Dès son lancement, le réseau principal d’Arc prendra en charge les signatures post-quantiques via un mécanisme d’activation optionnelle (opt-in), sans obligation de migration ni réinitialisation globale du réseau. Les utilisateurs pourront ainsi créer librement des portefeuilles dotés d’une sécurité à long terme. L’objectif immédiat consiste à étendre la résistance quantique jusqu’à la couche de machine virtuelle privée (VM), afin de protéger les soldes confidentiels, les transactions privées et les destinataires secrets ; dans le mode privé, les clés publiques seront en outre encapsulées dans une couche de chiffrement symétrique.
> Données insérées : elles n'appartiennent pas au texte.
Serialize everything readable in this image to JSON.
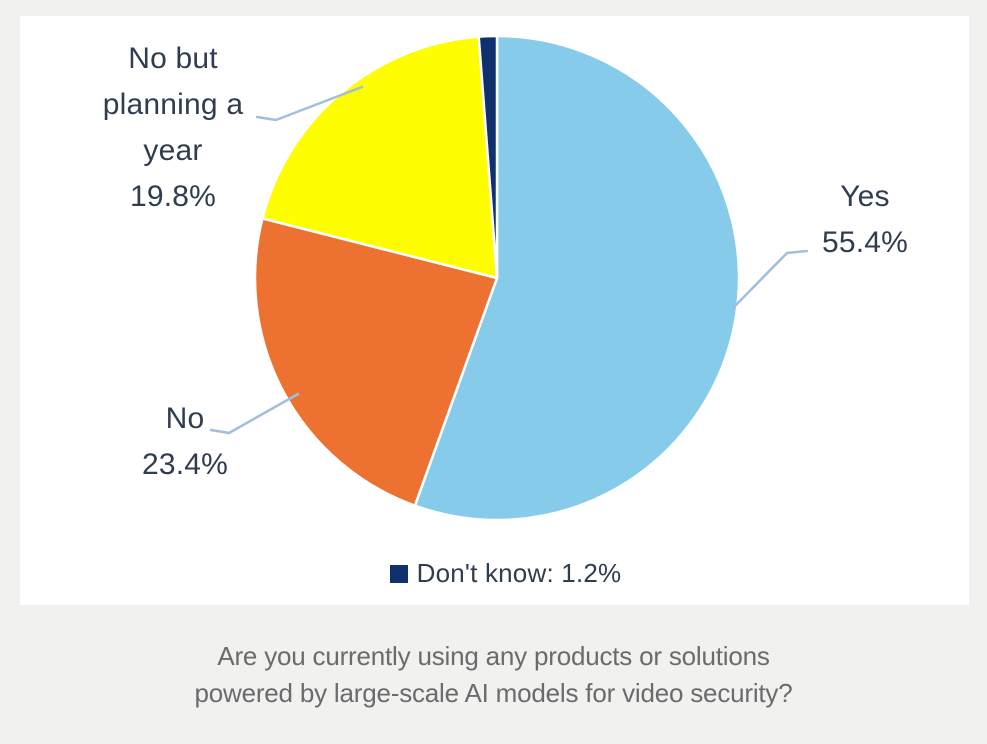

À moyen terme, Arc prévoit de mettre à niveau sa couche d’infrastructure afin de s’aligner sur des standards industriels tels que TLS 1.3, couvrant notamment le contrôle d’accès, les environnements cloud et les modules matériels de sécurité (HSM). L’objectif à long terme est de renforcer la signature des validateurs : étant donné que le temps de finalisation des blocs sur Arc est inférieur à une seconde, le risque d’attaque quantique à ce niveau est actuellement jugé relativement limité ; cette étape sera donc menée progressivement, une fois que les outils post-quantiques dédiés au consensus auront atteint leur maturité.
Circle met également en garde contre la stratégie d’attaque « collecter maintenant, déchiffrer plus tard » : les institutions sont invitées à planifier dès à présent leur transition vers des solutions cryptographiques post-quantiques.